An Itch You Can’t Scratch Futurism is a movement in the 20th century that valued technology’s beauty. In their works of art the Futurists tried to capture the experience of a modern world transformed by steam engines, electricity, automobiles, and airplanes. Futurist art was an appreciation of life and sought to obliterate the contemplative concept of art. Instead of standing separate from the experience of the modern world, Futurist artists threw themselves into the battle against a tame past and a liberating future.
During the first decade of the 20th century, a group of young Italian painters came together under the influence of Filippo Tommaso Marinetti, an Italian poet and writer. They dabbled in every medium of art including painting, sculpture, theatre and much more. Marinetti launched this movement in his Futurist Manifesto, which was published February 5, 1909. After it was published, it quickly spread to France, Germany, Russia and the Americas. This movement was the first organized, radical art movement of this century. Their manifestos were meant to shock and provoke the audience.

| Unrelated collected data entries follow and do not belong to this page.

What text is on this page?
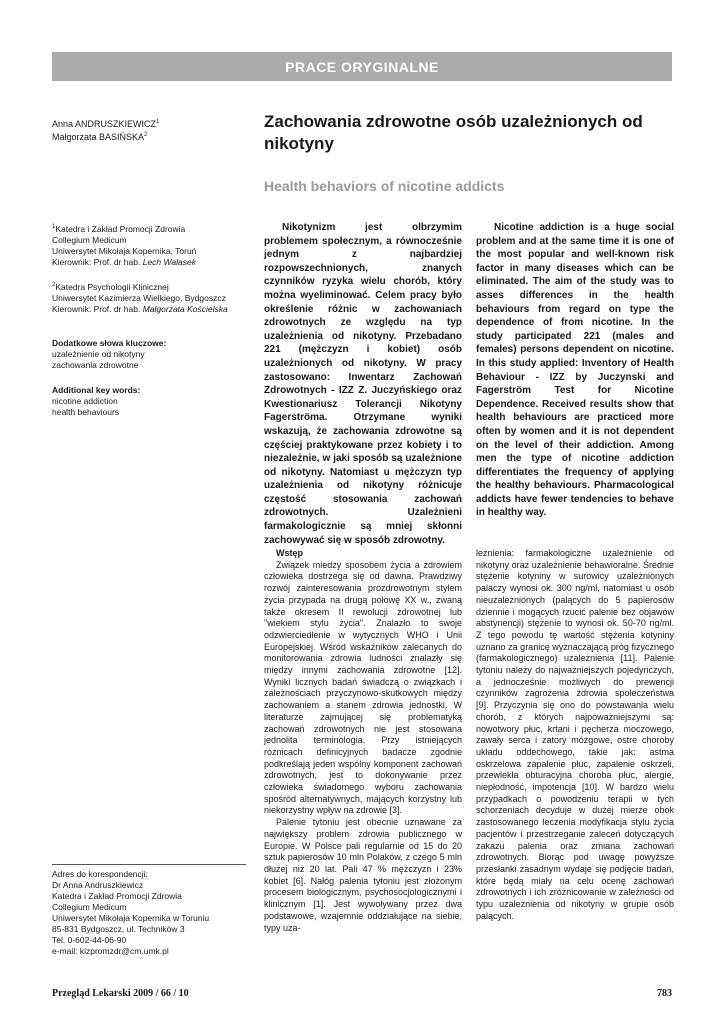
PRACE ORYGINALNE
Anna ANDRUSZKIEWICZ$^1$
Małgorzata BASIŃSKA$^2$
Zachowania zdrowotne osób uzależnionych od nikotyny
Health behaviors of nicotine addicts
$^1$Katedra i Zakład Promocji Zdrowia
Collegium Medicum
Uniwersytet Mikołaja Kopernika, Toruń
Kierownik: Prof. dr hab. Lech Walasek
$^2$Katedra Psychologii Klinicznej
Uniwersytet Kazimierza Wielkiego, Bydgoszcz
Kierownik: Prof. dr hab. Małgorzata Kościelska
Dodatkowe słowa kluczowe:
uzależnienie od nikotyny
zachowania zdrowotne
Additional key words:
nicotine addiction
health behaviours

Nikotynizm jest olbrzymim problemem społecznym, a równocześnie jednym z najbardziej rozpowszechnionych, znanych czynników ryzyka wielu chorób, który można wyeliminować. Celem pracy było określenie różnic w zachowaniach zdrowotnych ze względu na typ uzależnienia od nikotyny. Przebadano 221 (mężczyzn i kobiet) osób uzależnionych od nikotyny. W pracy zastosowano: Inwentarz Zachowań Zdrowotnych - IZZ Z. Juczyńskiego oraz Kwestionariusz Tolerancji Nikotyny Fagerströma. Otrzymane wyniki wskazują, że zachowania zdrowotne są częściej praktykowane przez kobiety i to niezależnie, w jaki sposób są uzależnione od nikotyny. Natomiast u mężczyzn typ uzależnienia od nikotyny różnicuje częstość stosowania zachowań zdrowotnych. Uzależnieni farmakologicznie są mniej skłonni zachowywać się w sposób zdrowotny.

Nicotine addiction is a huge social problem and at the same time it is one of the most popular and well-known risk factor in many diseases which can be eliminated. The aim of the study was to asses differences in the health behaviours from regard on type the dependence of from nicotine. In the study participated 221 (males and females) persons dependent on nicotine. In this study applied: Inventory of Health Behaviour - IZZ by Juczynski and Fagerström Test for Nicotine Dependence. Received results show that health behaviours are practiced more often by women and it is not dependent on the level of their addiction. Among men the type of nicotine addiction differentiates the frequency of applying the healthy behaviours. Pharmacological addicts have fewer tendencies to behave in healthy way.

Wstęp

Związek miedzy sposobem życia a zdrowiem człowieka dostrzega się od dawna. Prawdziwy rozwój zainteresowania prozdrowotnym stylem życia przypada na drugą połowę XX w., zwaną także okresem II rewolucji zdrowotnej lub "wiekiem stylu życia". Znalazło to swoje odzwierciedlenie w wytycznych WHO i Unii Europejskiej. Wśród wskaźników zalecanych do monitorowania zdrowia ludności znalazły się między innymi zachowania zdrowotne [12]. Wyniki licznych badań świadczą o związkach i zależnościach przyczynowo-skutkowych między zachowaniem a stanem zdrowia jednostki. W literaturze zajmującej się problematyką zachowań zdrowotnych nie jest stosowana jednolita terminologia. Przy istniejących różnicach definicyjnych badacze zgodnie podkreślają jeden wspólny komponent zachowań zdrowotnych, jest to dokonywanie przez człowieka świadomego wyboru zachowania spośród alternatywnych, mających korzystny lub niekorzystny wpływ na zdrowie [3].

Palenie tytoniu jest obecnie uznawane za największy problem zdrowia publicznego w Europie. W Polsce pali regularnie od 15 do 20 sztuk papierosów 10 mln Polaków, z czego 5 mln dłużej niż 20 lat. Pali 47 % mężczyzn i 23% kobiet [6]. Nałóg palenia tytoniu jest złożonym procesem biologicznym, psychosocjologicznymi i klinicznym [1]. Jest wywoływany przez dwa podstawowe, wzajemnie oddziałujące na siebie, typy uza-

leżnienia: farmakologiczne uzależnienie od nikotyny oraz uzależnienie behawioralne. Średnie stężenie kotyniny w surowicy uzależnionych palaczy wynosi ok. 300 ng/ml, natomiast u osób nieuzależnionych (palących do 5 papierosów dziennie i mogących rzucić palenie bez objawów abstynencji) stężenie to wynosi ok. 50-70 ng/ml. Z tego powodu tę wartość stężenia kotyniny uznano za granicę wyznaczającą próg fizycznego (farmakologicznego) uzależnienia [11]. Palenie tytoniu należy do najważniejszych pojedynczych, a jednocześnie możliwych do prewencji czynników zagrożenia zdrowia społeczeństwa [9]. Przyczynia się ono do powstawania wielu chorób, z których najpoważniejszymi są: nowotwory płuc, krtani i pęcherza moczowego, zawały serca i zatory mózgowe, ostre choroby układu oddechowego, takie jak: astma oskrzelowa zapalenie płuc, zapalenie oskrzeli, przewlekła obturacyjna choroba płuc, alergie, niepłodność, impotencja [10]. W bardzo wielu przypadkach o powodzeniu terapii w tych schorzeniach decyduje w dużej mierze obok zastosowanego leczenia modyfikacja stylu życia pacjentów i przestrzeganie zaleceń dotyczących zakazu palenia oraz zmiana zachowań zdrowotnych. Biorąc pod uwagę powyższe przesłanki zasadnym wydaje się podjęcie badań, które będą miały na celu ocenę zachowań zdrowotnych i ich zróżnicowanie w zależności od typu uzależnienia od nikotyny w grupie osób palących.

Adres do korespondencji:
Dr Anna Andruszkiewicz
Katedra i Zakład Promocji Zdrowia
Collegium Medicum
Uniwersytet Mikołaja Kopernika w Toruniu
85-831 Bydgoszcz, ul. Techników 3
Tel. 0-602-44-06-90
e-mail: kizpromzdr@cm.umk.pl
Przegląd Lekarski 2009 / 66 / 10	783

Marinetti’s ideas came from his loath for tame virtues and tastes. His ideas were radical. He believed that it was time to create a new form of art for the people, based on the beauty of speed and the power and force of machinery. It was clear that Marinetti was trying to make Futurism break away from the past and create something completely new and compelling. The Futurists loved speed, noise, machines, pollution, and cities; they embraced the exciting new world that was upon them rather than enjoying the modern world’s comforts while disapproving the forces that made them possible.
Futurism was a celebration of the machine age, glorifying war and favoring the growth of fascism. Futurist painting and sculpture were concerned with expressing movement and the dynamics of natural and man-made forms. Futurism in theatre, however, was very short lived. The futurist plays sought to transform the audience from just mere spectators to being active participants in the show. Marinetti presented a whole list of suggestions on how to cause laughter, commotion and fighting. The plays would incorporate the audience with antics such as spreading the seats with glue, or sprinkling itching powder on the seats.
They also provoked the audience by overselling the tickets so there were not enough seats for the people who had purchased the tickets. This would lead to the fighting. These antics were meant to annoy and enrage the audience, forcing them to feel emotion when they were at the play and to physically participate. These emotions were obviously not positive emotions, which is why this form of theatre was not very popular and it did not last very long. Because after they aroused their audience, they failed to guide them to their ideals.
Futurist theatre ended in the late 20th century. I chose this topic for my paper because it was one of the movements of theatre that really stuck out to me. I loved the idea of including the audience and transforming them from mere voyeurs but this was obviously not the way to do that. I could not believe some of the things they did to their audience. I could not believe they actually spread itching powder and glue on the seats. There are many more appropriate ways to involve an audience. This was just disrespectful to the audience.
I can understand why this form of theatre was so short-lived. These antics would drive away the audience and make them too distracted to even enjoy the show. The show would then go unnoticed. I do not understand how they thought this was a good idea. The seating area is supposed to be relaxing and comfortable. The audience should feel welcomed while viewing a show, not angered and provoked by tactics involved with the seating area. They should have focused on more positive ways to engage the audience without provoking them.